Colby, ever have an ignition problem, went out today my battery was dead on the yam 624, now when I 1st got it 3 weeks ago I noticed that the led light was faintly coming on and off some times with key off, so I used to just unplug the ignition switch when done with the blower, last night I left it plugged in and today battery was dead, took 5 mins for it to recharge, as of now dont see and flicking of the led light, I took the ignition switch right off this morning and theres no cover or anything over the back of it,all open on back ,wires and solder points look dirty and corroded already, cleaned it up with a tooth brush put it back on and see what happens, I put some tape on the back to cover it up ,not sure why they would leave a switch exposed to the open for water and dirt to get in with out sealing it ,not sure if thats the problem, I went through all the wires to see if any wires were broken or loose right on down to the battery cant find anything,


----------



## Coby7 (Nov 6, 2014)

Was it a new machine you bought?

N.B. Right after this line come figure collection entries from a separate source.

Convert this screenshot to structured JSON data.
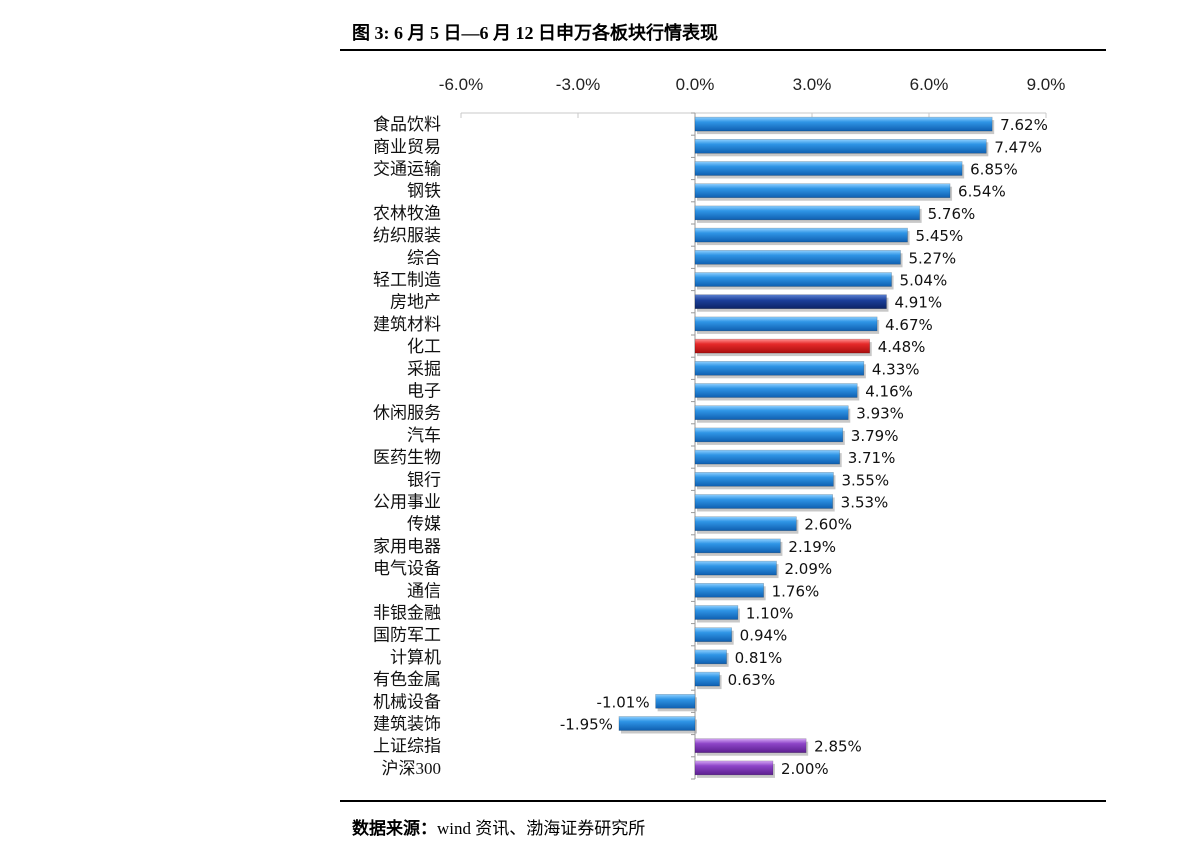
{
  "header": {
    "title": "图 3:  6 月 5 日—6 月 12 日申万各板块行情表现"
  },
  "footer": {
    "source_label": "数据来源：",
    "source_text": "wind 资讯、渤海证券研究所"
  },
  "colors": {
    "sector_bar": "#1f7fd6",
    "highlight_bar": "#e02020",
    "index_bar": "#8a3fc0",
    "dark_bar": "#1b3f9a"
  },
  "chart_data": {
    "type": "bar",
    "orientation": "horizontal",
    "title": "6 月 5 日—6 月 12 日申万各板块行情表现",
    "xlim": [
      -6.0,
      9.0
    ],
    "x_ticks": [
      "-6.0%",
      "-3.0%",
      "0.0%",
      "3.0%",
      "6.0%",
      "9.0%"
    ],
    "x_tick_values": [
      -6,
      -3,
      0,
      3,
      6,
      9
    ],
    "xlabel": "",
    "ylabel": "",
    "grid": false,
    "categories": [
      "食品饮料",
      "商业贸易",
      "交通运输",
      "钢铁",
      "农林牧渔",
      "纺织服装",
      "综合",
      "轻工制造",
      "房地产",
      "建筑材料",
      "化工",
      "采掘",
      "电子",
      "休闲服务",
      "汽车",
      "医药生物",
      "银行",
      "公用事业",
      "传媒",
      "家用电器",
      "电气设备",
      "通信",
      "非银金融",
      "国防军工",
      "计算机",
      "有色金属",
      "机械设备",
      "建筑装饰",
      "上证综指",
      "沪深300"
    ],
    "values": [
      7.62,
      7.47,
      6.85,
      6.54,
      5.76,
      5.45,
      5.27,
      5.04,
      4.91,
      4.67,
      4.48,
      4.33,
      4.16,
      3.93,
      3.79,
      3.71,
      3.55,
      3.53,
      2.6,
      2.19,
      2.09,
      1.76,
      1.1,
      0.94,
      0.81,
      0.63,
      -1.01,
      -1.95,
      2.85,
      2.0
    ],
    "labels": [
      "7.62%",
      "7.47%",
      "6.85%",
      "6.54%",
      "5.76%",
      "5.45%",
      "5.27%",
      "5.04%",
      "4.91%",
      "4.67%",
      "4.48%",
      "4.33%",
      "4.16%",
      "3.93%",
      "3.79%",
      "3.71%",
      "3.55%",
      "3.53%",
      "2.60%",
      "2.19%",
      "2.09%",
      "1.76%",
      "1.10%",
      "0.94%",
      "0.81%",
      "0.63%",
      "-1.01%",
      "-1.95%",
      "2.85%",
      "2.00%"
    ],
    "bar_color_keys": [
      "sector",
      "sector",
      "sector",
      "sector",
      "sector",
      "sector",
      "sector",
      "sector",
      "dark",
      "sector",
      "highlight",
      "sector",
      "sector",
      "sector",
      "sector",
      "sector",
      "sector",
      "sector",
      "sector",
      "sector",
      "sector",
      "sector",
      "sector",
      "sector",
      "sector",
      "sector",
      "sector",
      "sector",
      "index",
      "index"
    ]
  }
}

Mine is also open in the back but I have no corrosion. Snow alone will not make it corrode but maybe EOD mixture might. Did you check your work where you tapped in when you installed your lights. Are you sure you are not exceeding the stator current specs? You should get a battery minder.


----------



## chaulky45 (Jan 23, 2014)

Coby7 said:


> Was it a new machine you bought? Mine is also open in the back but I have no corrosion. Snow alone will not make it corrode but maybe EOD mixture might. Did you check your work where you tapped in when you installed your lights. Are you sure you are not exceeding the stator current specs? You should get a battery minder.


It was like it when I got it the same day, shes brand new, before any other lights were put on, I have been out ever hour since this morning checking and starting it up, seems fine for now but I'll find out after its left overnight, what do you mean EOD mixture


----------



## Coby7 (Nov 6, 2014)

EOD _*End Of Driveway*_ snow mixed with road salt.


----------



## chaulky45 (Jan 23, 2014)

Coby7 said:


> EOD _*End Of Driveway*_ snow mixed with road salt.

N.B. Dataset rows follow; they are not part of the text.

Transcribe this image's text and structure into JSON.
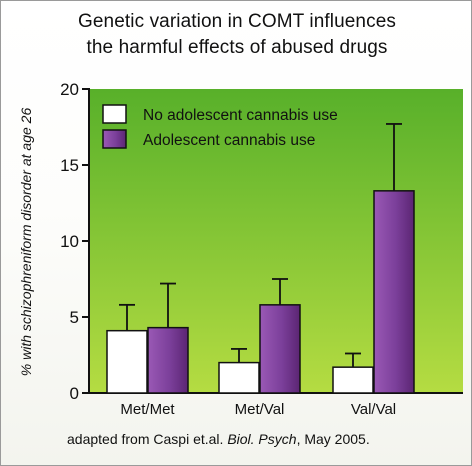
{
  "chart_data": {
    "type": "bar",
    "title_lines": [
      "Genetic variation in COMT influences",
      "the harmful effects of abused drugs"
    ],
    "ylabel": "% with schizophreniform disorder at age 26",
    "xlabel": "",
    "categories": [
      "Met/Met",
      "Met/Val",
      "Val/Val"
    ],
    "ylim": [
      0,
      20
    ],
    "yticks": [
      "0",
      "5",
      "10",
      "15",
      "20"
    ],
    "grid": false,
    "legend_position": "top-left",
    "series": [
      {
        "name": "No adolescent cannabis use",
        "values": [
          4.1,
          2.0,
          1.7
        ],
        "error": [
          1.7,
          0.9,
          0.9
        ],
        "color": "#ffffff"
      },
      {
        "name": "Adolescent cannabis use",
        "values": [
          4.3,
          5.8,
          13.3
        ],
        "error": [
          2.9,
          1.7,
          4.4
        ],
        "color": "#7b3f9a"
      }
    ],
    "colors": {
      "plot_background_top": "#58b02a",
      "plot_background_bottom": "#b5dc42",
      "bar_purple_light": "#9a59b5",
      "bar_purple_dark": "#5b2573",
      "axis": "#111111"
    }
  },
  "footnote": {
    "prefix": "adapted from Caspi et.al. ",
    "journal": "Biol. Psych",
    "suffix": ", May 2005."
  }
}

oh lol, ok, For now, today the blower started fine, no dead battery so I'm thinking it had all to do with the ignition switch being open with no cover on the back open to all the water, salt ect and a bit of corrosion keep the power on just a little with key being turned off, the lights are not faintly flickering anymore, switch is cleaned up and taped on the back, see how it goes


----------